In the last week, shares of Intuitive Surgical (ISRG) have been surgically removing profits from investors' portfolios. After an upbeat earnings report in late January, the shares rocketed higher, only to be slapped down by news of an FDA investigation and a negative article in a medical journal.
And of course, whenever a favorite son of the Street takes a beating, the analyst community can be counted on to support the stock. Analysts dismissed any concerns and re-initiated higher price targets. But in my experience, battered momentum names usually underperform until they get their sea legs back. In the short term, Intuitive Surgical will go lower before it goes higher.
Toward the end of January, Intuitive Surgical reported fourth-quarter earnings per share of $4.25, $0.23 better than the consensus estimate. Revenue rose 22.6% to $609.03 million. Fourth-quarter sales of instruments and accessories increased 29% to $254 million. The company sold 175 da Vinci Surgical Systems, compared with 152 systems in the same period last year. System revenue rose 18% to $265 million. Since more surgical systems are out there, surgical procedures rose 25%.
On the conference call, management forecasted fiscal year 2013 revenue growth between 16% and 19%, which works out to about $2.56 billion in revenue. Procedures are expected to grow by 20% to 23%. The company also forecasted continued strong sales of accessories and consumables. In 2012, 450,000 surgeries were performed with the da Vinci system.
The good news sent the stock higher, but a report by Bloomberg on March 1 sent the shares lower. Bloomberg reported that the FDA has asked surgeons at key hospitals to list the complications they may have seen using the machines. The surgeons were also asked to discuss their training. The FDA also asked what types of surgeries the da Vinci System is best and least suited for.
According to Bloomberg, the FDA is trying to figure out why there is an increase in the number of incident reports. Is the rise in incident reports a "true reflection of problems," or are has the number of incident reports increased simply because the company has sold so many more systems and the number of procedures has soared over the last several years?
The bears piled on with a report from the Journal of the American Medical Association that said there is little difference in patient outcome between using the da Vinci system compared and using regular surgical procedures.
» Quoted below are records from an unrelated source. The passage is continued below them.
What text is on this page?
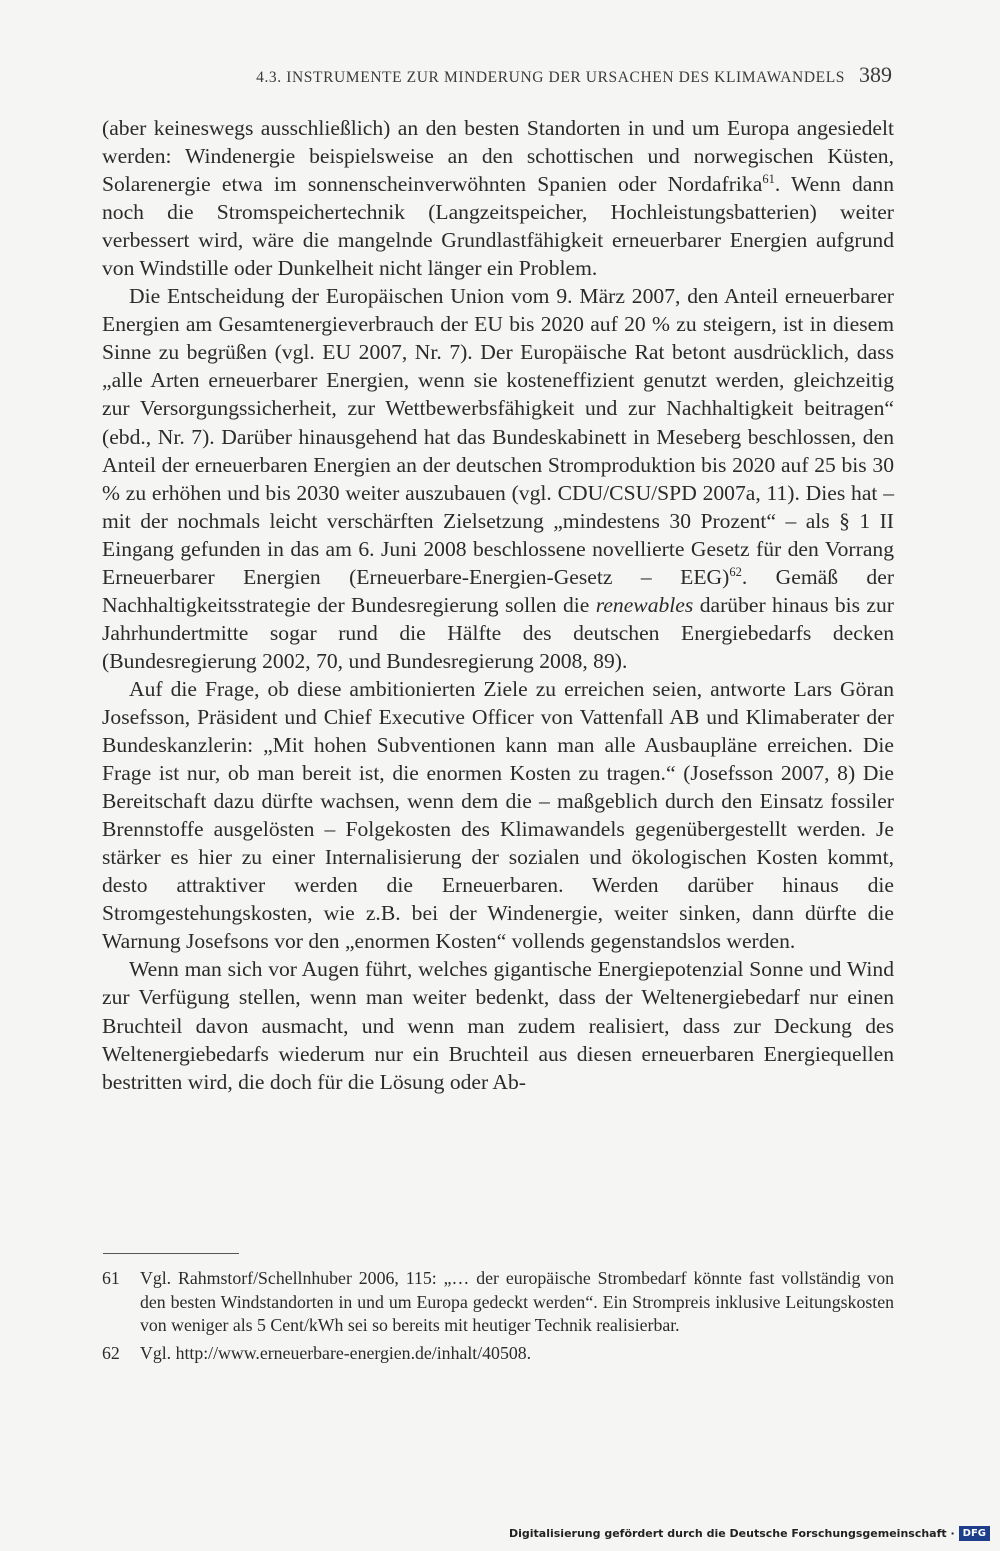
4.3. INSTRUMENTE ZUR MINDERUNG DER URSACHEN DES KLIMAWANDELS 389

(aber keineswegs ausschließlich) an den besten Standorten in und um Europa angesiedelt werden: Windenergie beispielsweise an den schottischen und norwegischen Küsten, Solarenergie etwa im sonnenscheinverwöhnten Spanien oder Nordafrika$^{61}$. Wenn dann noch die Stromspeichertechnik (Langzeitspeicher, Hochleistungsbatterien) weiter verbessert wird, wäre die mangelnde Grundlastfähigkeit erneuerbarer Energien aufgrund von Windstille oder Dunkelheit nicht länger ein Problem.

Die Entscheidung der Europäischen Union vom 9. März 2007, den Anteil erneuerbarer Energien am Gesamtenergieverbrauch der EU bis 2020 auf 20 % zu steigern, ist in diesem Sinne zu begrüßen (vgl. EU 2007, Nr. 7). Der Europäische Rat betont ausdrücklich, dass „alle Arten erneuerbarer Energien, wenn sie kosteneffizient genutzt werden, gleichzeitig zur Versorgungssicherheit, zur Wettbewerbsfähigkeit und zur Nachhaltigkeit beitragen“ (ebd., Nr. 7). Darüber hinausgehend hat das Bundeskabinett in Meseberg beschlossen, den Anteil der erneuerbaren Energien an der deutschen Stromproduktion bis 2020 auf 25 bis 30 % zu erhöhen und bis 2030 weiter auszubauen (vgl. CDU/CSU/SPD 2007a, 11). Dies hat – mit der nochmals leicht verschärften Zielsetzung „mindestens 30 Prozent“ – als § 1 II Eingang gefunden in das am 6. Juni 2008 beschlossene novellierte Gesetz für den Vorrang Erneuerbarer Energien (Erneuerbare-Energien-Gesetz – EEG)$^{62}$. Gemäß der Nachhaltigkeitsstrategie der Bundesregierung sollen die renewables darüber hinaus bis zur Jahrhundertmitte sogar rund die Hälfte des deutschen Energiebedarfs decken (Bundesregierung 2002, 70, und Bundesregierung 2008, 89).

Auf die Frage, ob diese ambitionierten Ziele zu erreichen seien, antworte Lars Göran Josefsson, Präsident und Chief Executive Officer von Vattenfall AB und Klimaberater der Bundeskanzlerin: „Mit hohen Subventionen kann man alle Ausbaupläne erreichen. Die Frage ist nur, ob man bereit ist, die enormen Kosten zu tragen.“ (Josefsson 2007, 8) Die Bereitschaft dazu dürfte wachsen, wenn dem die – maßgeblich durch den Einsatz fossiler Brennstoffe ausgelösten – Folgekosten des Klimawandels gegenübergestellt werden. Je stärker es hier zu einer Internalisierung der sozialen und ökologischen Kosten kommt, desto attraktiver werden die Erneuerbaren. Werden darüber hinaus die Stromgestehungskosten, wie z.B. bei der Windenergie, weiter sinken, dann dürfte die Warnung Josefsons vor den „enormen Kosten“ vollends gegenstandslos werden.

Wenn man sich vor Augen führt, welches gigantische Energiepotenzial Sonne und Wind zur Verfügung stellen, wenn man weiter bedenkt, dass der Weltenergiebedarf nur einen Bruchteil davon ausmacht, und wenn man zudem realisiert, dass zur Deckung des Weltenergiebedarfs wiederum nur ein Bruchteil aus diesen erneuerbaren Energiequellen bestritten wird, die doch für die Lösung oder Ab-

61	Vgl. Rahmstorf/Schellnhuber 2006, 115: „… der europäische Strombedarf könnte fast vollständig von den besten Windstandorten in und um Europa gedeckt werden“. Ein Strompreis inklusive Leitungskosten von weniger als 5 Cent/kWh sei so bereits mit heutiger Technik realisierbar.
62	Vgl. http://www.erneuerbare-energien.de/inhalt/40508.
Digitalisierung gefördert durch die Deutsche Forschungsgemeinschaft · DFG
The article concluded that the da Vinci wasn't worth the additional $2,189 surgical cost. The bears also have been circulating copies of a lawsuit that claims that the company's aggressive sales practices endanger patient safety. Let's face it -- they don't hire a bunch of choirboys to sell a $1.4 million piece of equipment.
While the lawsuit may or may not have merit, I'm more concerned with slowing revenue growth. According to Thomson One/First Call, consensus revenue is expected to slow from 34% in 2010 to 17% in 2013 and about 15.5% by 2014. In other words, in the span of four years, revenue growth is expected to slow more than 50%.
Although I would expect revenue to slow as the law of large numbers begins to take hold, I don't think many investors anticipated the da Vinci market becoming so saturated so quickly. You saw what happened to Apple (AAPL) once investor sentiment turned against it. The stock aggressively declined as investors pulled in their horns. I think this is a similar situation. Intuitive Surgical has had 30% drops before, and the stock could easily decline into the seasonally soft first quarter as investors re-think their commitment to the stock.